Rob Lentini's Bike
Page Two - Failure Mode.

Pictures & Text

From Rob 21 Oct 2000

After a fun and successful 50CC with Steve, I was looking forward to a more
sedate return to Tucson via stays in New Orleans and Steve's home in Clovis.
The French Quarter was cool (my first visit), but after leaving N.O. the
next morning, we gassed up at Natchitoches where Steve asked that we trade
bikes so he could get a quick feel of the Bridgestone BT020s I had recently
mounted.  Well, quick it was as Steve pulled over to the side of the
Interstate just 11 miles out.  The bike had suddenly started to run on one
cylinder and Steve had wisely pulled the clutch and hit the engine cutoff
switch as he coasted to the shoulder.

Roadside troubleshooting verified good spark and fuel delivery, but no
compression on the right cylinder.  I cranked the engine with the right
plug removed and Steve noted an object fly out the hole.  Later, I would
learn that was probably a piece of the piston crown.

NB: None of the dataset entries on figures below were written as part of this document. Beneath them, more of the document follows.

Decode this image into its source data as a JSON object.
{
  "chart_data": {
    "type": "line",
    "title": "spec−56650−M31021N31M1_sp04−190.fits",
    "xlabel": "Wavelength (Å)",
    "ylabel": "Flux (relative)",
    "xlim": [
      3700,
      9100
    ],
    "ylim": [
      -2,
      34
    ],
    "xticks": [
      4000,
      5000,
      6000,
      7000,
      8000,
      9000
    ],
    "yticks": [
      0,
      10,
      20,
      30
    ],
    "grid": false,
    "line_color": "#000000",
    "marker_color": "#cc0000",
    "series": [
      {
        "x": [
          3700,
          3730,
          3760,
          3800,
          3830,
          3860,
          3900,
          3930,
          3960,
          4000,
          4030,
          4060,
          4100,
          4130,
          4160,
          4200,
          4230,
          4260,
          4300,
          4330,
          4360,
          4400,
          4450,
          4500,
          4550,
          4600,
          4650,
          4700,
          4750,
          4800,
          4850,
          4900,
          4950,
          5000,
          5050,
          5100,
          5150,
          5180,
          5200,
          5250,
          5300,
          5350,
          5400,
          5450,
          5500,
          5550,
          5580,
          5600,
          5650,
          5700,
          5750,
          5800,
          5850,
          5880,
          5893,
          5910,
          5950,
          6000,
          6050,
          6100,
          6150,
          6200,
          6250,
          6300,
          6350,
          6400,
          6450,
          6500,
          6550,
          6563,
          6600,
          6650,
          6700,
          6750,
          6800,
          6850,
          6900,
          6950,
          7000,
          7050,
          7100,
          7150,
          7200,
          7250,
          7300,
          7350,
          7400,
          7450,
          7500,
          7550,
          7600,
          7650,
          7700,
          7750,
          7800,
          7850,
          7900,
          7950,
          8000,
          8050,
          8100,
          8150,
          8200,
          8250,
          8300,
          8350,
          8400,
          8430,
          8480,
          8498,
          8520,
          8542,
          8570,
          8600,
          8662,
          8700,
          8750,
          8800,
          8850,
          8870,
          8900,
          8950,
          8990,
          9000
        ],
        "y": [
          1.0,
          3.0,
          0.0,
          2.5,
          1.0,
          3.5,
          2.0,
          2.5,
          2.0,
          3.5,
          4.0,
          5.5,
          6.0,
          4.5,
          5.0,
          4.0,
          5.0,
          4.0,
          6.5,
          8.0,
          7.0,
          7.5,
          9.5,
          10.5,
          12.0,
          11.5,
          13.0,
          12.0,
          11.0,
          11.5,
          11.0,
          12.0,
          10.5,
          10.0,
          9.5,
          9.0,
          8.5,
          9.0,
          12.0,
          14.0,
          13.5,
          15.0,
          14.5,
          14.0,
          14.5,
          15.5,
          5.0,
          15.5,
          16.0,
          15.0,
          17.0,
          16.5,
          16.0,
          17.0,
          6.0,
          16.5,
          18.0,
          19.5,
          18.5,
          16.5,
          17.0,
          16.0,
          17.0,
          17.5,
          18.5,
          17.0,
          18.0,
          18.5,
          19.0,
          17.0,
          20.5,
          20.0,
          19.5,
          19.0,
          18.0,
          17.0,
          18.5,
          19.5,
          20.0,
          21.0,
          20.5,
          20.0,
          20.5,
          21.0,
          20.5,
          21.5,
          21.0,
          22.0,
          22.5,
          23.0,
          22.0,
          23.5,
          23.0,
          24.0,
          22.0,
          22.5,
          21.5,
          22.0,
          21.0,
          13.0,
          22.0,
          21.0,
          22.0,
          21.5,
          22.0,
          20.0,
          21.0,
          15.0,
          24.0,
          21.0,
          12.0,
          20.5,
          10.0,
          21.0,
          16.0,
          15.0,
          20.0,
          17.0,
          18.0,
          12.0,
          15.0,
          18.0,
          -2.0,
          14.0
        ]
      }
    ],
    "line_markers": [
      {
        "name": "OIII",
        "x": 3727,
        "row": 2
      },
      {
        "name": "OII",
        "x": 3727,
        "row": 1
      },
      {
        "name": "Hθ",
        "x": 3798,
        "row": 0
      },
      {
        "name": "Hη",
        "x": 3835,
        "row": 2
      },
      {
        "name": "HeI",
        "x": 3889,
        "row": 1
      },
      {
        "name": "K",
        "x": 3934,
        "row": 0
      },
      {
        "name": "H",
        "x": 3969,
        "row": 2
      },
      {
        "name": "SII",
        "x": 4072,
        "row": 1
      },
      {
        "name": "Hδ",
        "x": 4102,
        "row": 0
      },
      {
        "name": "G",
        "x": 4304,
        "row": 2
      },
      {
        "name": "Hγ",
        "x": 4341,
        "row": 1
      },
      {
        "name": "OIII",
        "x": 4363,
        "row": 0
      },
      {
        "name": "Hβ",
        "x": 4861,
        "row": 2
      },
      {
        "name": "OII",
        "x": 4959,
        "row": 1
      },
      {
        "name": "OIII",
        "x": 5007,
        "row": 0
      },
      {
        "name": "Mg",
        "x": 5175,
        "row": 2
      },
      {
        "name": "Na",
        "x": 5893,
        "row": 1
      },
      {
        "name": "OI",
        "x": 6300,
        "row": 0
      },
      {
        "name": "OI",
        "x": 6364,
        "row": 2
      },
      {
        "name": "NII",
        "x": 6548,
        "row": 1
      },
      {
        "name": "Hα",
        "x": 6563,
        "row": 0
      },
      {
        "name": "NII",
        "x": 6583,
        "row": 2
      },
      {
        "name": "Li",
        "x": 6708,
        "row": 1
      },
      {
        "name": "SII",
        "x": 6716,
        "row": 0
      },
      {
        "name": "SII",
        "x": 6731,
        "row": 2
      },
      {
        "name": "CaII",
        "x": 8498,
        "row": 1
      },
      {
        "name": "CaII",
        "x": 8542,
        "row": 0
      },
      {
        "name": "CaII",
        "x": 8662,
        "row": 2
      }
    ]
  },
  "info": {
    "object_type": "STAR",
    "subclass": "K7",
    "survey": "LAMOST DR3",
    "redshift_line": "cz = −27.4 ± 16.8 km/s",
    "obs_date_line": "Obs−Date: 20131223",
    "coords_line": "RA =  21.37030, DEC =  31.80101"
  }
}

Long story short, "The Woman" pulled Steve's MC trailer all the way from
Clovis to bail me out.  I continued on home with the tow car and trailer and
tore the bike down two days later.  Here's the damage assessment:

piston7.jpg (164268 bytes)
1.  Large 1 3/8 by 5/16" piece of the piston crown just below
the lower exhaust valve was gone.  Evidence of high piston
temperatures.  Top compression ring is hammered tight by the
piston crown.  The second compression ring is partially stuck, too.
 
head crack.jpg (509910 bytes)
 2.  Cylinder head is cracked between the two intake valves.  
Evidence of severe collisions within the chamber. Three out 
of the four valves clearly bent and the fourth likely bent.

3.  Cylinder is OK!  No scoring and the original crosshatching is evident
after 111K miles.

4.  New parts cost to repair (excluding labor): ~$1600.  I bought a used 12K
mile '94 RS motor from Iron Horse for $900 and will swap out the two top
ends myself.

Why did this happen?  I'm not quite sure.  Even though the bike had 111K on
it at the time, this is not big miles for a well-maintained BMW.  Something
had to have made the bike, at least the right cylinder, run very hot.

In my experimentation with external fuel filters, I originally tried a
smaller Deutsch and Fram filter than the one currently recommended in my
article at http://www.ibmwr.org/tech/r11tech/extern_fuel_filter.html.  On a
Three Flags run (with this smaller filter), the filter plugged and caused
loss of fuel pressure and power.  That had to have been an extremely lean
condition for the bike, heating things up, I suspect.  Then later on, with a
fresh smaller filter, I was returning home from Ron Ayres home at Plano, TX
when I did some fast speeds west of Big Spring, TX and the bike started
running on one cylinder.  On this occurrence, one of the plug side
electrodes (I don't recall which cylinder) was melted onto the center
electrode, again a high heat situation.

This indicated to me that the small filters were not the way to go and
tended to inhibit fuel flow and pressure.  What I now also think is that I
heat-damaged my engine with the small filters and that this latent damage
became catastrophic coming home from the 50CC.

Lesson learned: Do not go to a smaller filter than OEM.  I'm going to
research an even larger filter than the current Deutsch FF401/424 to assure
constant fuel pressure under worse case conditions.  More to come, and I'll
modify the external filter article with new filter recommendations.